Located about 500km northeast of Solapur but also in a water-stressed area, the plant shuts several of its units for months at a time when the monsoon delivers less rain than usual, according to NITI Aayog data.

Despite the challenges, the plant is considering adding 800MW of new capacity, according to the power ministry list seen by Reuters and half a dozen sources at Mahagenco, which operates the station.

The document indicates the plant hasn’t identified a water source for the expansion, though it has already sourced its coal.

State-owned Mahagenco did not respond to Reuters‘ questions.

The plant’s thirst for water has previously led to tensions with residents of nearby Chandrapur city.

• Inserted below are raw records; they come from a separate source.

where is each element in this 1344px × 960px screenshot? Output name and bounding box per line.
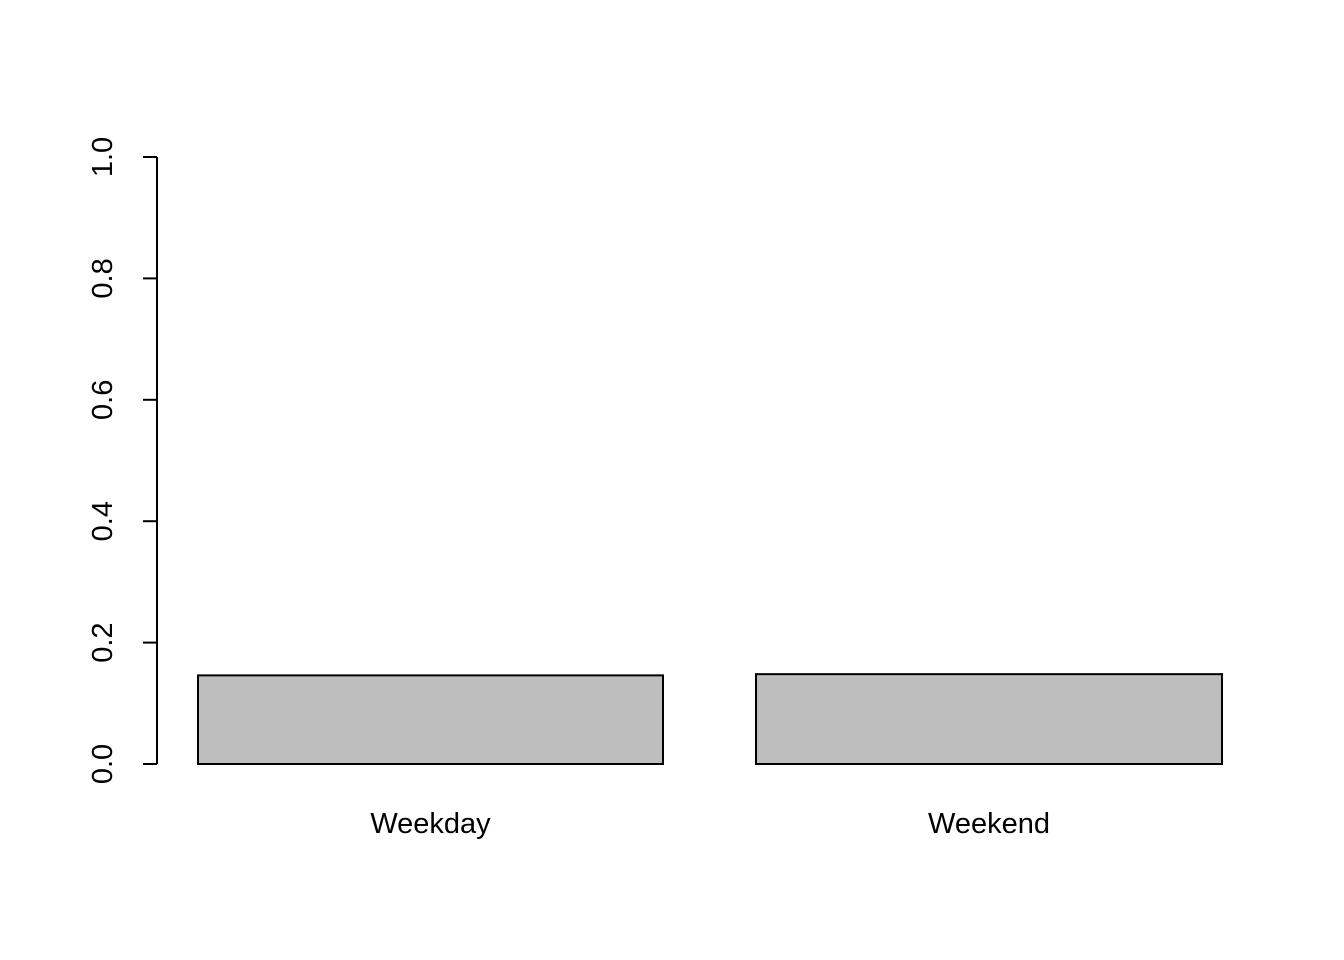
bar-weekday xyxy=(197,674,664,765)
y-tick-label: 0.0 xyxy=(87,744,119,784)
x-axis-labels: Weekday Weekend xyxy=(370,808,1050,840)
y-tick-label: 0.4 xyxy=(87,501,119,541)
y-tick-label: 0.2 xyxy=(87,622,119,662)
bar-weekend xyxy=(755,673,1223,765)
y-ticks: 0.0 0.2 0.4 0.6 0.8 1.0 xyxy=(87,137,157,784)
y-tick-label: 0.8 xyxy=(87,258,119,298)
x-category-label: Weekend xyxy=(928,808,1050,840)
y-axis: 0.0 0.2 0.4 0.6 0.8 1.0 xyxy=(87,137,158,784)
y-tick-label: 1.0 xyxy=(87,137,119,177)
y-tick-label: 0.6 xyxy=(87,380,119,420)
bars xyxy=(197,673,1223,765)
x-category-label: Weekday xyxy=(370,808,491,840)
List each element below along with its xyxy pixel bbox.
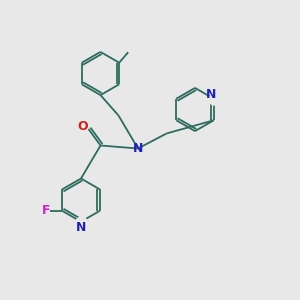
Text: N: N — [76, 220, 86, 234]
Text: N: N — [206, 88, 216, 101]
Text: N: N — [133, 142, 143, 155]
Text: O: O — [78, 119, 88, 133]
Text: F: F — [41, 204, 50, 218]
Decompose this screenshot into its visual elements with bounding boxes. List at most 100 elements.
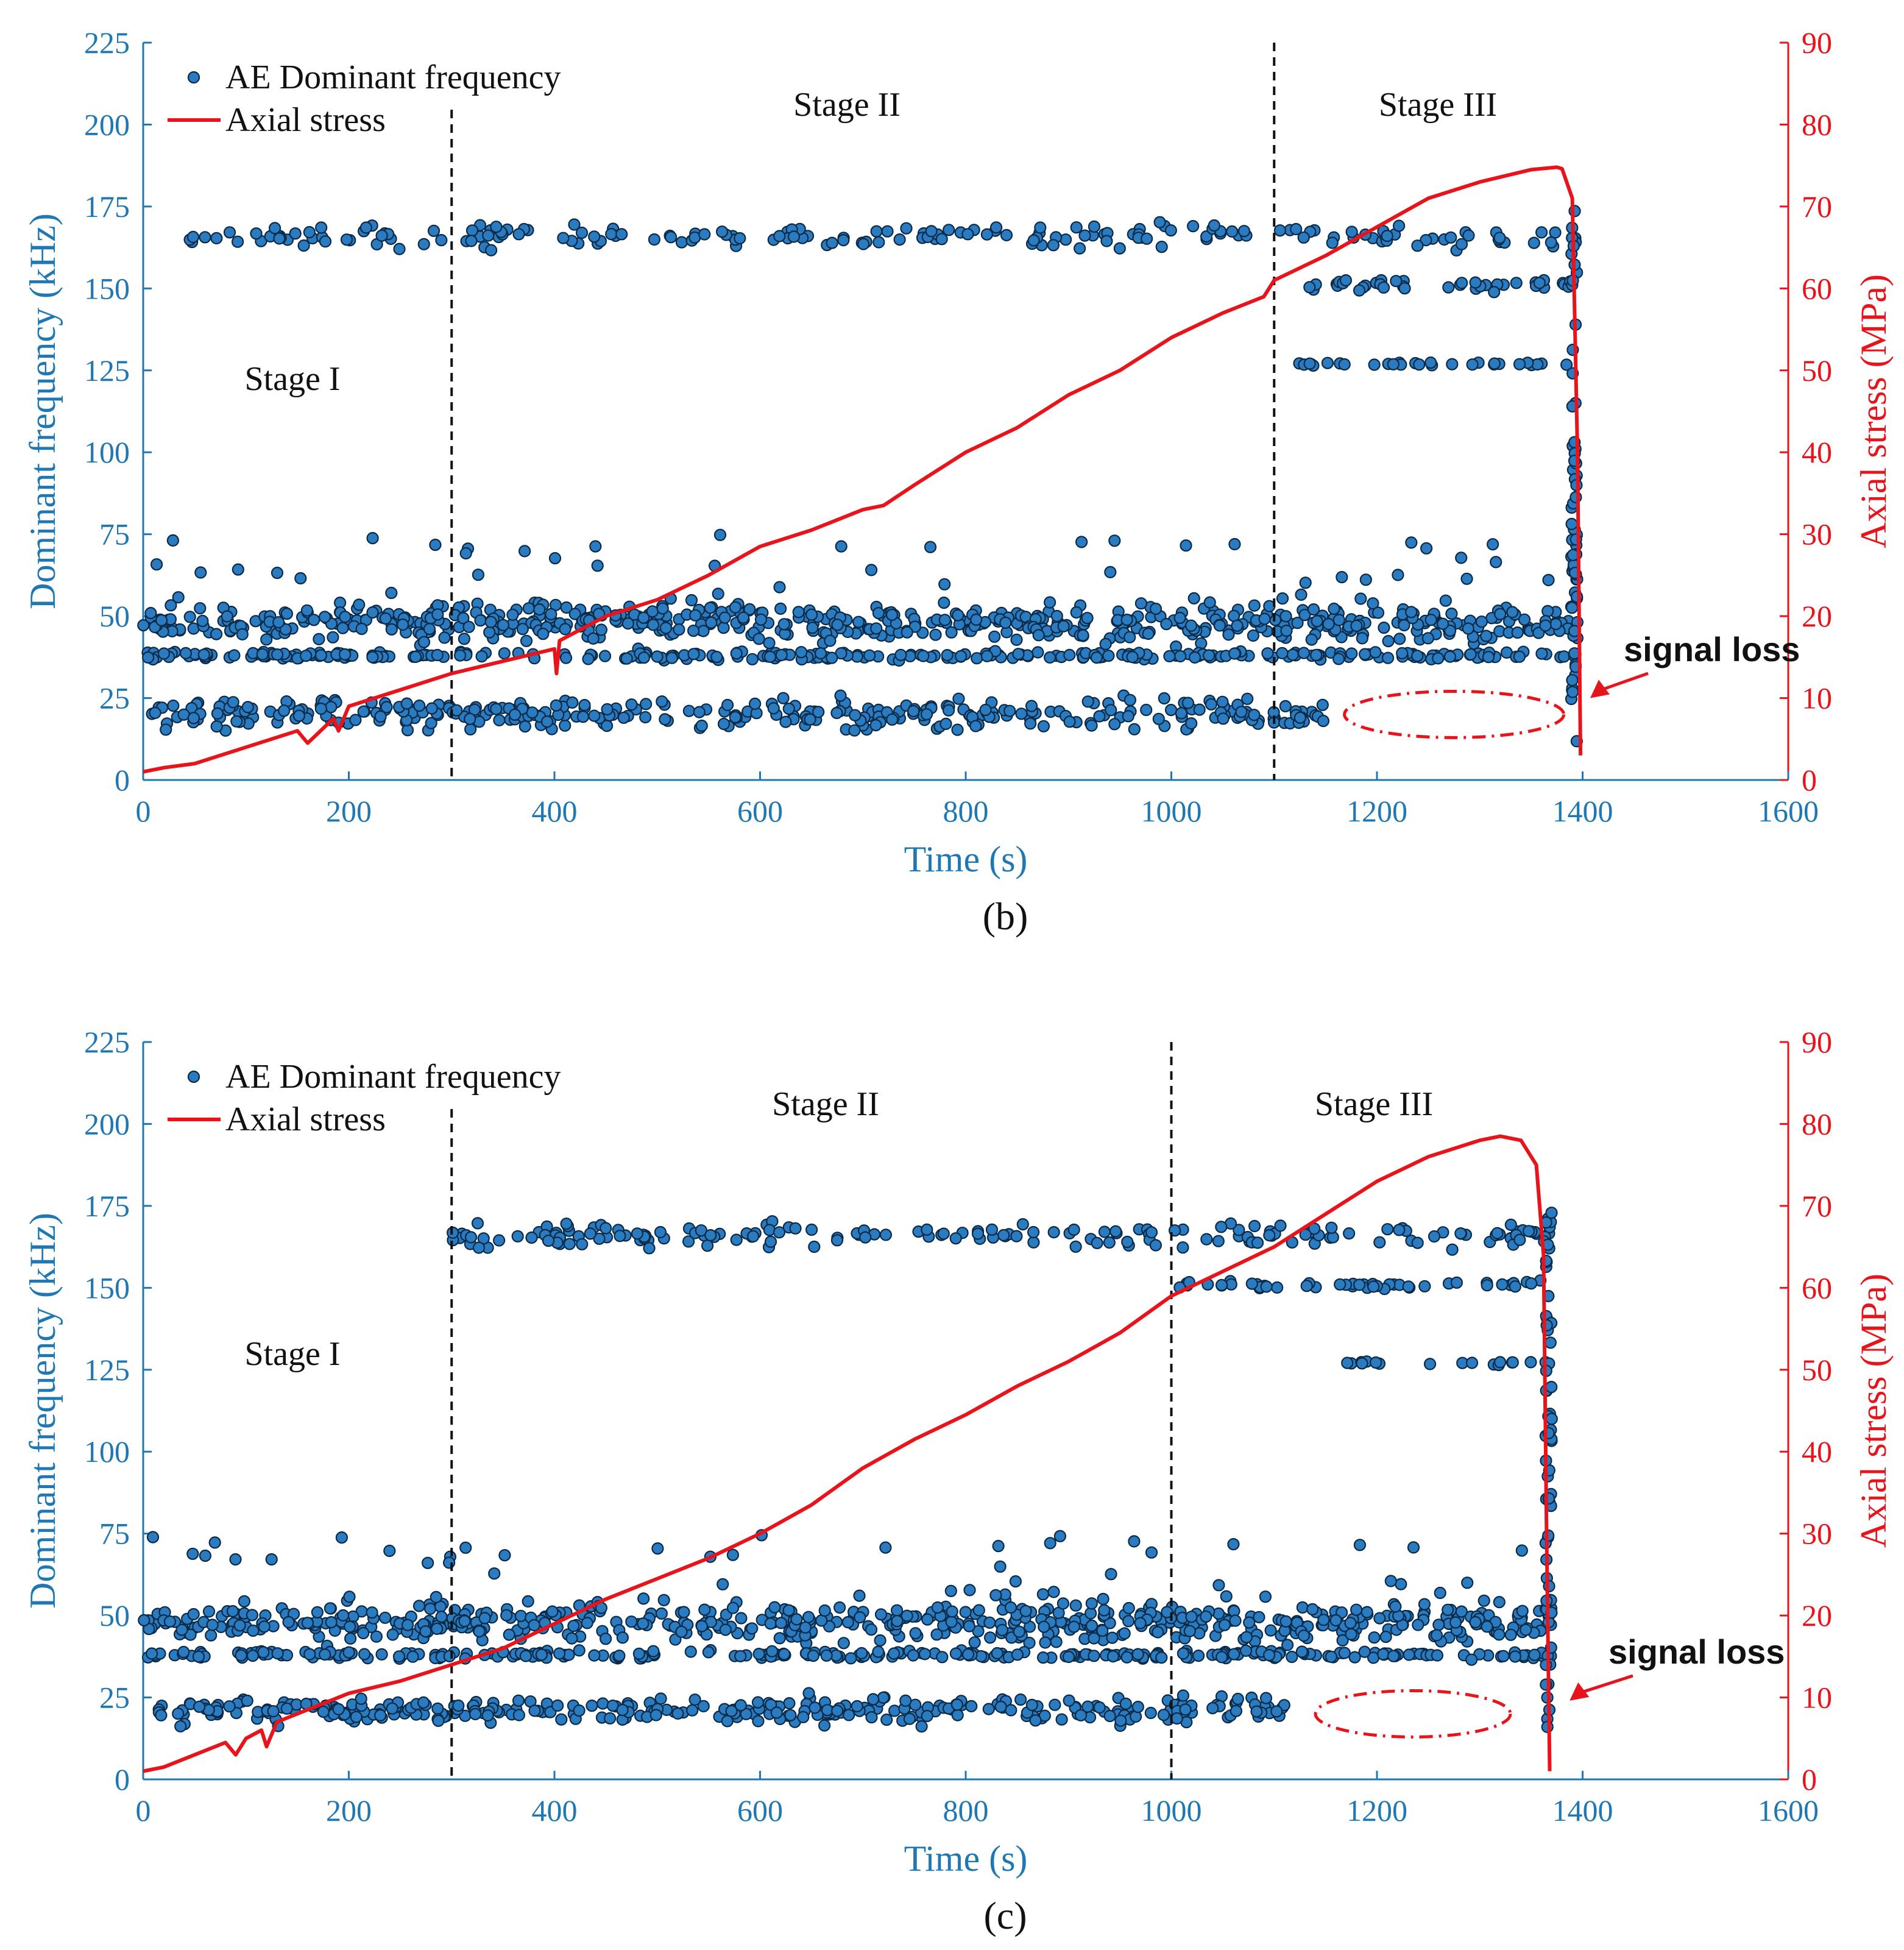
- frequency-point: [870, 225, 883, 238]
- frequency-point: [490, 703, 503, 715]
- frequency-point: [412, 1600, 426, 1612]
- frequency-point: [1233, 1224, 1245, 1236]
- frequency-point: [1465, 1653, 1478, 1666]
- frequency-point: [431, 648, 444, 662]
- frequency-point: [246, 1650, 259, 1662]
- frequency-point: [221, 610, 233, 623]
- frequency-point: [587, 632, 600, 645]
- frequency-point: [809, 1701, 821, 1714]
- frequency-point: [1036, 1588, 1050, 1601]
- frequency-point: [576, 711, 590, 723]
- frequency-point: [1341, 1356, 1354, 1369]
- frequency-point: [826, 236, 838, 249]
- frequency-point: [1402, 1280, 1415, 1293]
- frequency-point: [474, 614, 487, 627]
- frequency-point: [462, 620, 475, 633]
- frequency-point: [1294, 711, 1306, 724]
- frequency-point: [165, 599, 177, 612]
- frequency-point: [950, 1698, 964, 1711]
- frequency-point: [804, 713, 816, 726]
- frequency-point: [775, 648, 788, 662]
- frequency-point: [901, 1609, 913, 1622]
- frequency-point: [949, 1232, 962, 1245]
- frequency-point: [1296, 1601, 1309, 1614]
- frequency-point: [1075, 536, 1088, 548]
- frequency-point: [616, 1704, 629, 1717]
- frequency-point: [1353, 1539, 1366, 1551]
- axial-stress-line: [143, 1134, 1552, 1773]
- frequency-point: [820, 1649, 833, 1662]
- frequency-point: [518, 545, 531, 558]
- stage-label-iii: Stage III: [1315, 1085, 1433, 1123]
- frequency-point: [1460, 572, 1473, 585]
- frequency-point: [301, 1617, 314, 1629]
- frequency-point: [1077, 629, 1089, 642]
- frequency-point: [374, 1709, 387, 1721]
- frequency-point: [1216, 1651, 1228, 1664]
- frequency-point: [1063, 1694, 1075, 1707]
- frequency-point: [435, 234, 448, 247]
- frequency-point: [1509, 1280, 1521, 1293]
- frequency-point: [1345, 225, 1358, 238]
- frequency-point: [319, 1648, 331, 1661]
- frequency-point: [241, 701, 254, 714]
- frequency-point: [682, 1235, 695, 1248]
- frequency-point: [553, 1647, 566, 1660]
- frequency-point: [1104, 566, 1117, 579]
- frequency-point: [980, 650, 994, 662]
- y-tick-label: 125: [84, 353, 130, 388]
- frequency-point: [1186, 220, 1200, 233]
- frequency-point: [300, 650, 313, 662]
- frequency-point: [1120, 1651, 1133, 1664]
- legend-dot-marker: [187, 1070, 200, 1083]
- frequency-point: [748, 697, 762, 711]
- frequency-point: [774, 1617, 788, 1629]
- frequency-point: [1305, 633, 1318, 646]
- frequency-point: [959, 1606, 972, 1618]
- frequency-point: [1339, 274, 1352, 287]
- frequency-point: [498, 647, 511, 660]
- frequency-point: [806, 622, 819, 634]
- frequency-point: [375, 229, 388, 242]
- frequency-point: [1481, 1620, 1493, 1633]
- frequency-point: [1418, 1598, 1431, 1611]
- frequency-point: [431, 1622, 444, 1635]
- frequency-point: [900, 222, 913, 235]
- frequency-point: [704, 1228, 717, 1242]
- frequency-point: [1181, 697, 1195, 709]
- frequency-point: [1379, 1631, 1392, 1643]
- frequency-point: [777, 1648, 791, 1661]
- frequency-point: [1009, 1575, 1022, 1588]
- frequency-point: [718, 611, 731, 624]
- frequency-point: [157, 647, 171, 660]
- frequency-point: [854, 1611, 866, 1624]
- frequency-point: [1161, 1606, 1173, 1618]
- frequency-point: [1177, 1241, 1189, 1254]
- frequency-point: [1443, 650, 1456, 663]
- frequency-point: [401, 1618, 414, 1631]
- frequency-point: [886, 713, 899, 726]
- frequency-point: [303, 1648, 316, 1661]
- frequency-point: [465, 235, 478, 247]
- y2-tick-label: 60: [1802, 271, 1832, 305]
- frequency-point: [211, 707, 224, 720]
- frequency-point: [1353, 284, 1366, 297]
- frequency-point: [232, 563, 244, 576]
- frequency-point: [833, 1601, 846, 1614]
- frequency-point: [614, 1230, 626, 1243]
- frequency-point: [146, 1647, 158, 1660]
- frequency-point: [787, 230, 801, 243]
- frequency-point: [907, 704, 920, 718]
- frequency-point: [942, 704, 955, 717]
- frequency-point: [1506, 606, 1519, 619]
- frequency-point: [227, 696, 239, 709]
- frequency-point: [273, 232, 286, 245]
- frequency-point: [1049, 1698, 1061, 1711]
- frequency-point: [379, 612, 392, 625]
- frequency-point: [155, 1709, 168, 1721]
- frequency-point: [620, 652, 633, 665]
- frequency-point: [693, 706, 706, 718]
- frequency-point: [1121, 1235, 1134, 1249]
- frequency-point: [425, 717, 437, 729]
- frequency-point: [807, 1650, 820, 1662]
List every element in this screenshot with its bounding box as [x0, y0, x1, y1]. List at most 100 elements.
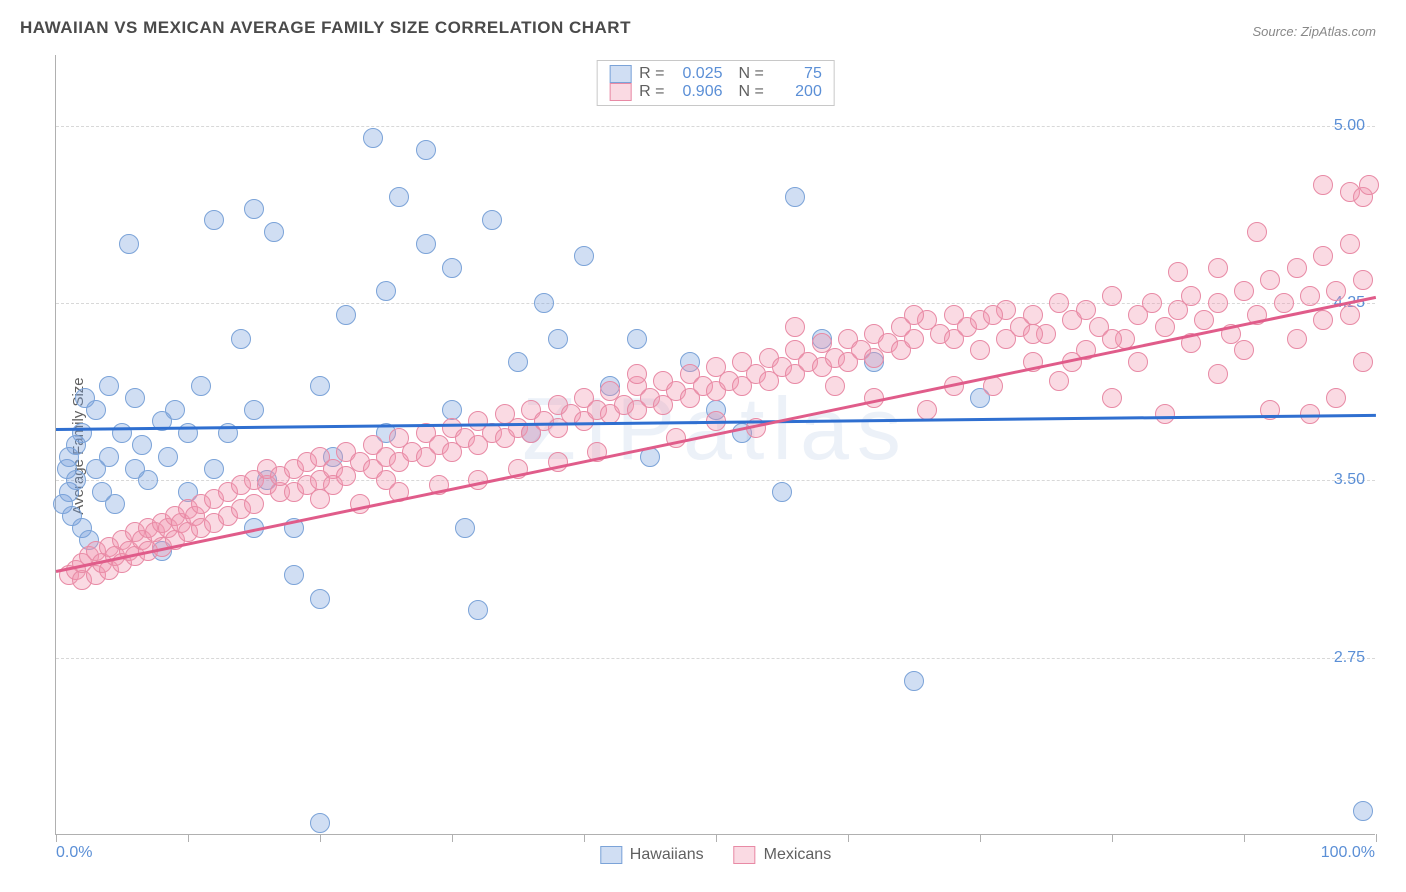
legend-r-label: R =: [639, 83, 664, 101]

Locals protested the station during a 2017 drought, prompting officials such as local lawmaker Sudhir Mungantiwar to order it to divert water to homes.

Mungantiwar, however, says he supports the expansion of the plant, which he hopes will lead to it retiring water-inefficient older units.

But the station has already delayed a plan to decommission two polluting and water-guzzling power units with a capacity of 420MW by about seven years, citing instructions from the federal government, the company sources said.

The Indian government asked power companies not to retire old thermal plants until the end of the decade due to a surge in demand following the pandemic, Reuters has reported.

Chandrapur resident Anjali, who goes by one name, said she is resigned to visiting a tap installed by the station near one of its gates for drinking water.

“We’re poor, we make do with whatever we can get,” she said.